Le donne si fermarono, sorprese vedendo la vipera morta vicino ai passi del cane. Il cane stava fermo, respirando pesantemente, con la bava che gli usciva dalla bocca dopo il combattimento. Ma non attaccava, si limitava a osservare la folla con cautela. Dopo un momento, Galina Andreyevna apparve. La chiamarono e le dissero che il suo cane era scappato, rischiando di attaccare le persone.
— Cosa hai fatto, Kuzya… — sussurrò la vecchietta, avvicinandosi. — Come faccio a rimetterti alla catena…
E allora Dasha, asciugandosi le lacrime, esclamò:
— No, non rimettetelo! È buono, ha scacciato il serpente. Se non fosse stato per lui, mi avrebbe morso!
I vicini si guardarono perplessi. Qualcuno tacque, mentre qualcun altro chiese:
— Davvero Kuzya ha salvato la bambina?
Dasha annuì, singhiozzando per l’emozione:
— Sì. Pensavo che mi sarebbe saltato addosso, ma no, è buono.
— Mmm… — disse un vecchio, grattandosi la testa. — Sembra che abbiamo parlato male di lui a torto.

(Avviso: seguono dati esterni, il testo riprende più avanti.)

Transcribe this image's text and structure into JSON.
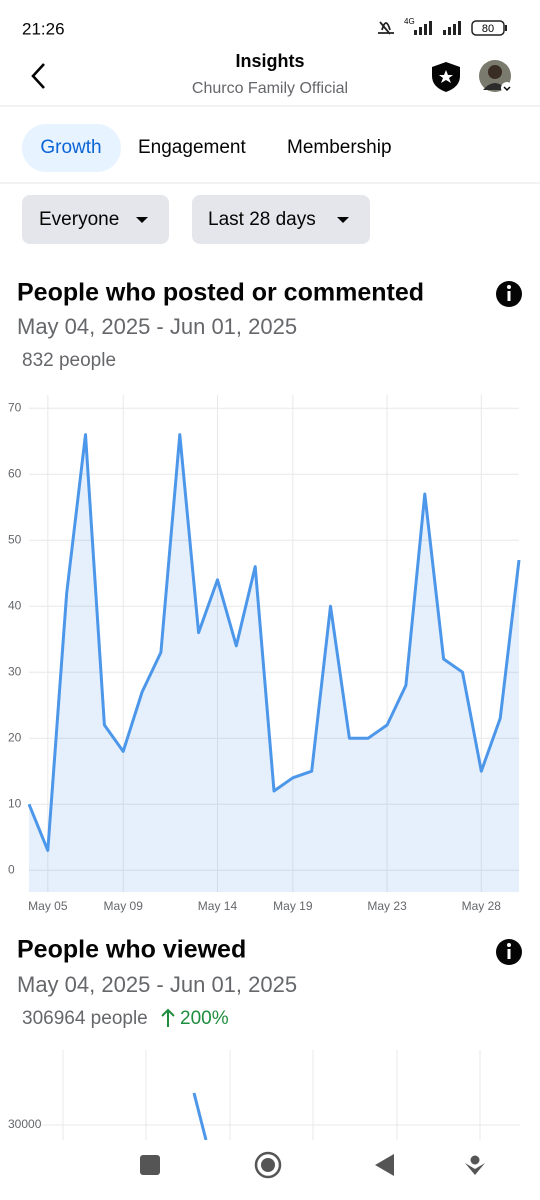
{
  "status": {
    "time": "21:26",
    "network": "4G",
    "battery": "80"
  },
  "header": {
    "title": "Insights",
    "subtitle": "Churco Family Official"
  },
  "tabs": [
    "Growth",
    "Engagement",
    "Membership"
  ],
  "filters": [
    "Everyone",
    "Last 28 days"
  ],
  "chart_data": [
    {
      "type": "area",
      "title": "People who posted or commented",
      "subtitle": "May 04, 2025 - Jun 01, 2025",
      "total": "832 people",
      "categories": [
        null,
        "May 05",
        null,
        null,
        null,
        "May 09",
        null,
        null,
        null,
        null,
        "May 14",
        null,
        null,
        null,
        "May 19",
        null,
        null,
        null,
        null,
        "May 23",
        null,
        null,
        null,
        null,
        "May 28",
        null,
        null
      ],
      "values": [
        10,
        3,
        42,
        66,
        22,
        18,
        27,
        33,
        66,
        36,
        44,
        34,
        46,
        12,
        14,
        15,
        40,
        20,
        20,
        22,
        28,
        57,
        32,
        30,
        15,
        23,
        47
      ],
      "color": "#4c97ea",
      "ylim": [
        -3.3,
        72
      ],
      "yticks": [
        0,
        10,
        20,
        30,
        40,
        50,
        60,
        70
      ],
      "grid": true
    },
    {
      "type": "line",
      "title": "People who viewed",
      "subtitle": "May 04, 2025 - Jun 01, 2025",
      "total": "306964 people",
      "change": "200%",
      "color": "#4c97ea",
      "yticks": [
        30000
      ]
    }
  ]
}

Il cane indietreggiò di un passo, come se sentisse l’imbarazzo per l’attenzione che stava ricevendo. Galina Andreyevna toccò dolcemente la catena intorno al suo collo:
— Eh, amore mio… Avevo paura di darti la libertà. Scusami.
La gente cominciò a discutere: “Forse dovremmo comunque rimetterlo al suo posto, finché non succede qualcosa di brutto.” Ma Dasha difese con passione: “No, è buono, non toccatelo.”
E forse era vero. Quel cane, che per tutti sembrava pericoloso, si era rivelato essere un guardiano in grado di proteggere anche un bambino.